Rajinikanth's snazzy wardrobe gets a shoutout in the recently released Petta trailer. "You look so young and stylish", a young woman tells him. "Stylish?" he replies, "naturally". His look was put together by National Award winner Niharika Bhasin Khan, known for her work on Band Baaja Baarat, The Dirty Picture, Bombay Velvet and Shivaay, which is what caught the attention of Petta director Karthik Subbaraj. A furtive narration and presentation later, she landed the gig. Khan spoke about what it's like to style the superstar – right from the secrecy shrouding the production to how much input Rajini gives on his costumes:
"When it's a Rajinikanth film, they're really really secretive. So I had to go down and get a narration of the script because I was like, "I'm not going to work without the script." A lot of the film is set in north India and they wanted one major look change that was time-relative – the film moves back and forth between the 90s and present day.
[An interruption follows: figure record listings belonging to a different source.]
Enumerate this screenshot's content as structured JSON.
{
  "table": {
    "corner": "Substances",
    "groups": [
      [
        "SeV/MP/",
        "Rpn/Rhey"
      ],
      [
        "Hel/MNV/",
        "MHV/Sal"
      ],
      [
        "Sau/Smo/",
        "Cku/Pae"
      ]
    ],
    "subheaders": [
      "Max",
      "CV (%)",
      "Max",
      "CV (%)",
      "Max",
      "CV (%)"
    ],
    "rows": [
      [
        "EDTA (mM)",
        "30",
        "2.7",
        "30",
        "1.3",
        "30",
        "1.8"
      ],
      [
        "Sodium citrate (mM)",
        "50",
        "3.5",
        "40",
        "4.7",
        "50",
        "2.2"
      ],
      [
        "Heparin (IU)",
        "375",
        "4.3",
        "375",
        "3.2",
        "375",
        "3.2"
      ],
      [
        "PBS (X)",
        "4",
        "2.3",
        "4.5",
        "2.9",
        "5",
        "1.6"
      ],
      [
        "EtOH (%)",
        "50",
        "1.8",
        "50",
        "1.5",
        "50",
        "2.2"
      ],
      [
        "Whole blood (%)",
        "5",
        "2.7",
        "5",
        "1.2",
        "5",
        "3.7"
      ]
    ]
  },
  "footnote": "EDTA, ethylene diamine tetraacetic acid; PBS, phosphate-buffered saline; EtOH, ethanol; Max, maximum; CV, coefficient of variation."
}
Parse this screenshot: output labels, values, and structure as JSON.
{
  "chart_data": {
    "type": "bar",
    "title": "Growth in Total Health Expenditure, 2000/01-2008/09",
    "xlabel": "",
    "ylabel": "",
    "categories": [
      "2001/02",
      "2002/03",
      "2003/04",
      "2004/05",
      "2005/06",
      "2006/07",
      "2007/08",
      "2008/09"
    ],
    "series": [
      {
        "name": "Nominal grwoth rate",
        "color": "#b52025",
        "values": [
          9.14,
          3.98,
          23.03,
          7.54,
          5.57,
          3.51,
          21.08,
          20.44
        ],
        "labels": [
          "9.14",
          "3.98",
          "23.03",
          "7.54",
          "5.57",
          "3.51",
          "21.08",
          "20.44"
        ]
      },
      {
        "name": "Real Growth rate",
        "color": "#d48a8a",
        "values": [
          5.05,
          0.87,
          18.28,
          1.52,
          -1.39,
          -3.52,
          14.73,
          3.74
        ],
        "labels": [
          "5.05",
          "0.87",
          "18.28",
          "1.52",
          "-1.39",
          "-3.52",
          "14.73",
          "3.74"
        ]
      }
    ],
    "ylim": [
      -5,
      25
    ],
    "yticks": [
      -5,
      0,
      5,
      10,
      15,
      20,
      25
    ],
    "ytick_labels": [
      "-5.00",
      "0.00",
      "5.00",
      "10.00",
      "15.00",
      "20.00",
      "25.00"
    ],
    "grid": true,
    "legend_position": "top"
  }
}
They wanted to see designs related to those two periods. So when we did our presentation, they really liked it. Karthik Subbaraj wasn't very succinct in his brief, but he was clear about what he liked or didn't like while he was looking at it. That worked well for us. He's not an overtly talkative director. A lot of it was just him making me understand what he liked, which was interesting. We have a lot of referential material in India for the 90s, which we went through. I didn't want to do things I had done before. For me, the movie was like a brand new slate.
I wanted the portions set in the here and now to be more sophisticated and stylish so we've used darker colours. He wears lighter colours in the portions set in the 90s. I sourced the clothes from everywhere, all over India to create the look we wanted. I went to Bangkok and got some winterwear because I couldn't find the kind I wanted in India. I got some more from Delhi.
Anything Rajini does is already massy. I can do anything, it doesn't matter. At best, it just adds to it. I wasn't looking at it from a mass standpoint, I was just looking at creating something different and doing something unusual with him, making it interesting enough for people to want to watch the film. He's incredible. He's the most professional gentleman. His only inputs are about comfort – "If I'm doing this action scene, could I get something more comfortable, something lighter?" He would just come up to me and say, "Superb, Niharika! Superb!" So that was amazing. He was enthusiastic about the clothes."